Já anteriormente Dr. João Paulo
havia sofrido alguns insucessos, que o obrigaram a vender uma fábrica de facas
onde aplicara a quase totalidade de seu capital. Em razão disso tentou recompor
seus haveres pelo exercício da advocacia na então distante cidade de São José
do Rio Preto, no interior de São Paulo.
Na mesma época incendiou-se um
edifício de propriedade de Dona Lucilia. O acidente ocorreu no dia seguinte ao
vencimento do seguro, que não fora renovado por quem se encarregara de fazê-lo,
perdendo eia assim um patrimônio que lhe asseguraria uma razoável estabilidade
em qualquer circunstância.
Perante tantos infortúnios, Dona
Lucilia se manteve inteiramente calma. Conservando sempre o domínio de si, de
seus lábios não saía a mínima expressão de inconformidade ou desalento. Nada
disso era suficiente para abalar sua indefectível confiança na Providência, a cujos
desígnios ela se conformava com docilidade.
Com a morte de Dona Gabriela,
tornava-se necessário dividir a herança entre os filhos, vendo-se eles na
contingência de vender o palacete Ribeiro dos Santos. Ser obrigada a deixar
aquela residência impregnada de tantas e tão saudosas recordações foi para Dona
Lucilia outro duro golpe, suportado com resignação cristã. Àquelas paredes
estava ligada a história da família, e abandoná-las representava maior
sofrimento do que propriamente a difícil situação económica pela qual ainda
teria de passar.
Sem uma queixa ou lamento, a
pequenos goles, sorveu o amargo cálice: tratar do inventário, ir despedindo aos
poucos os criados, que tão fiel e dedicadamente haviam servido a família ao
longo dos anos, e dividir com os irmãos o mobiliário...

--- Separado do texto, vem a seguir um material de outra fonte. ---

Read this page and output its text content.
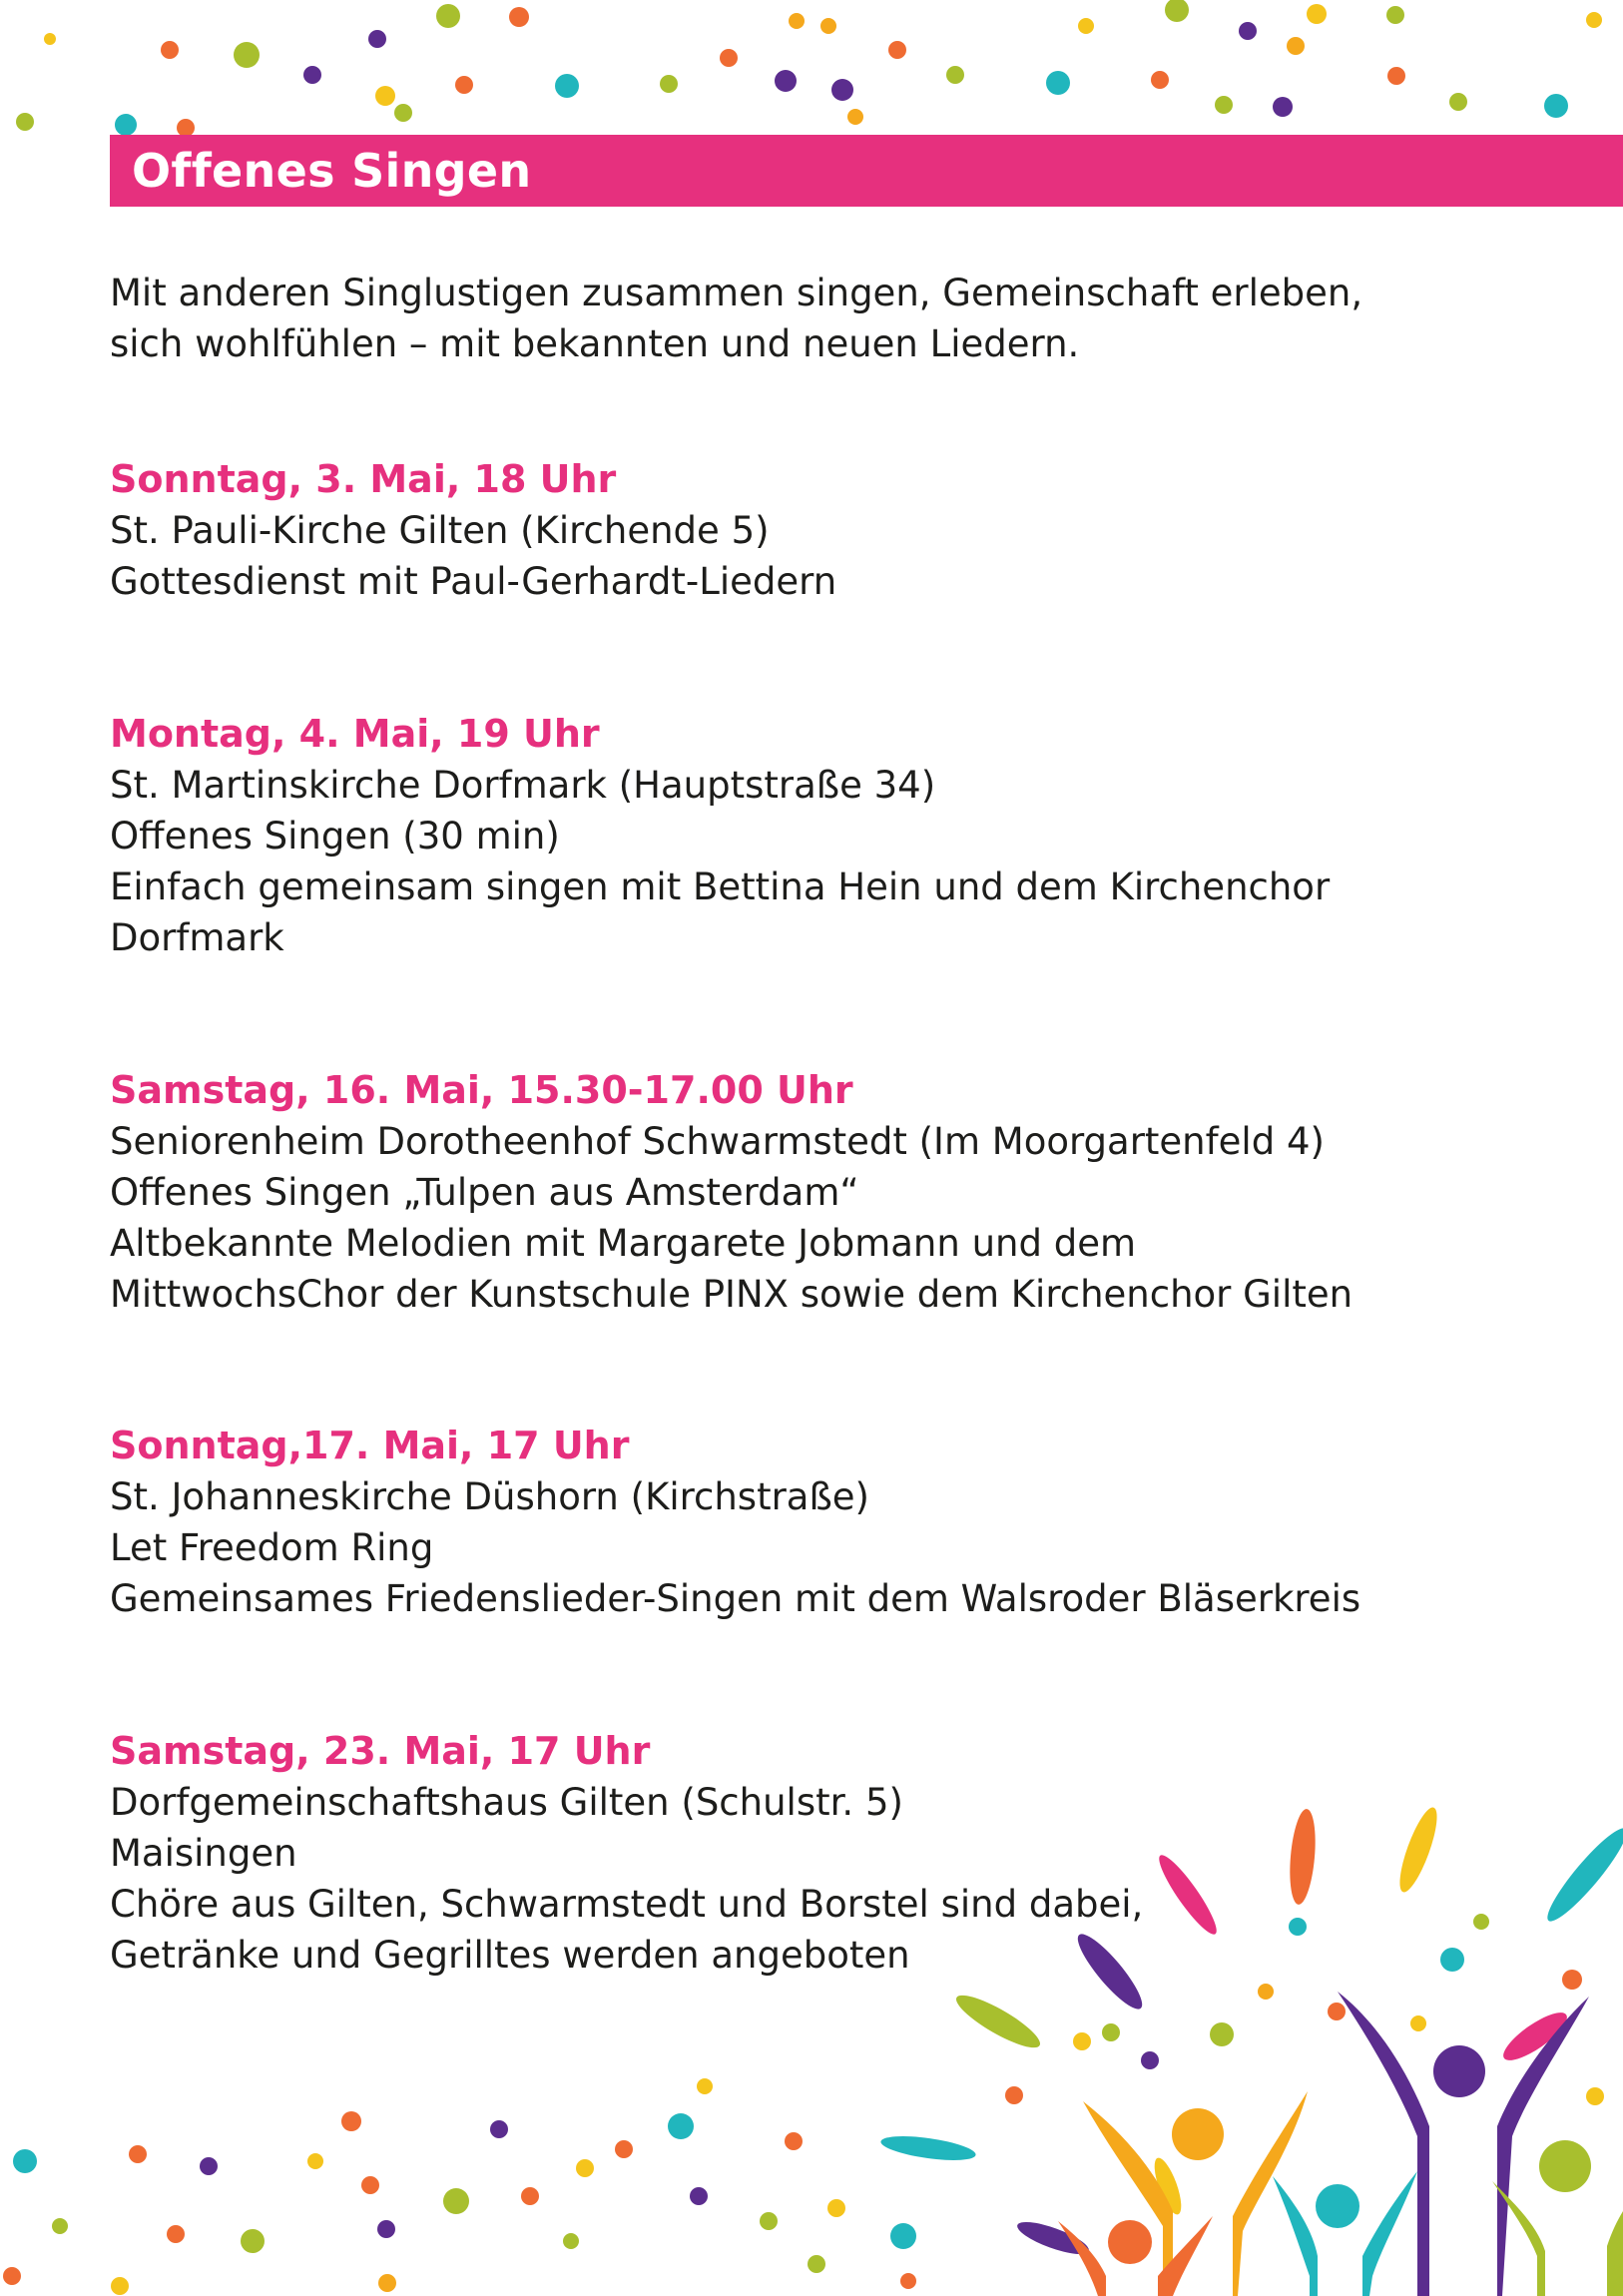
Offenes Singen

Mit anderen Singlustigen zusammen singen, Gemeinschaft erleben,

sich wohlfühlen – mit bekannten und neuen Liedern.

Sonntag, 3. Mai, 18 Uhr

St. Pauli-Kirche Gilten (Kirchende 5)

Gottesdienst mit Paul-Gerhardt-Liedern

Montag, 4. Mai, 19 Uhr

St. Martinskirche Dorfmark (Hauptstraße 34)

Offenes Singen (30 min)

Einfach gemeinsam singen mit Bettina Hein und dem Kirchenchor

Dorfmark

Samstag, 16. Mai, 15.30-17.00 Uhr

Seniorenheim Dorotheenhof Schwarmstedt (Im Moorgartenfeld 4)

Offenes Singen „Tulpen aus Amsterdam“

Altbekannte Melodien mit Margarete Jobmann und dem

MittwochsChor der Kunstschule PINX sowie dem Kirchenchor Gilten

Sonntag,17. Mai, 17 Uhr

St. Johanneskirche Düshorn (Kirchstraße)

Let Freedom Ring

Gemeinsames Friedenslieder-Singen mit dem Walsroder Bläserkreis

Samstag, 23. Mai, 17 Uhr

Dorfgemeinschaftshaus Gilten (Schulstr. 5)

Maisingen

Chöre aus Gilten, Schwarmstedt und Borstel sind dabei,

Getränke und Gegrilltes werden angeboten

Com certeza, antes de desmontar
a casa, Dona Lucilia percorreu ainda uma vez as diversas salas e salões,
recordando — quase se diria meditando — tantos e tantos fatos, ora jubilosos,
ora trágicos, ali ocorridos desde o momento em que, ainda mocinha, transpusera
pela primeira vez seus umbrais. Era um capítulo da vida dela que dolorosa mente
se encerrava.
Para Dona Lucilia, esse período
de provações estava longe de terminar. Encontrando-se Dr. Plinio, nesse ano de
1934, ainda embrenhado nos labores e batalhas da Constituinte, mudou-se com sua
mãe para nova residência, situada quase no fim da Rua Marquês de Itu, no Bairro
de Higienópolis. Levaram consigo os móveis que lhes cabiam em herança. Mas...
que diferença em relação ao vetusto e acolhedor palacete!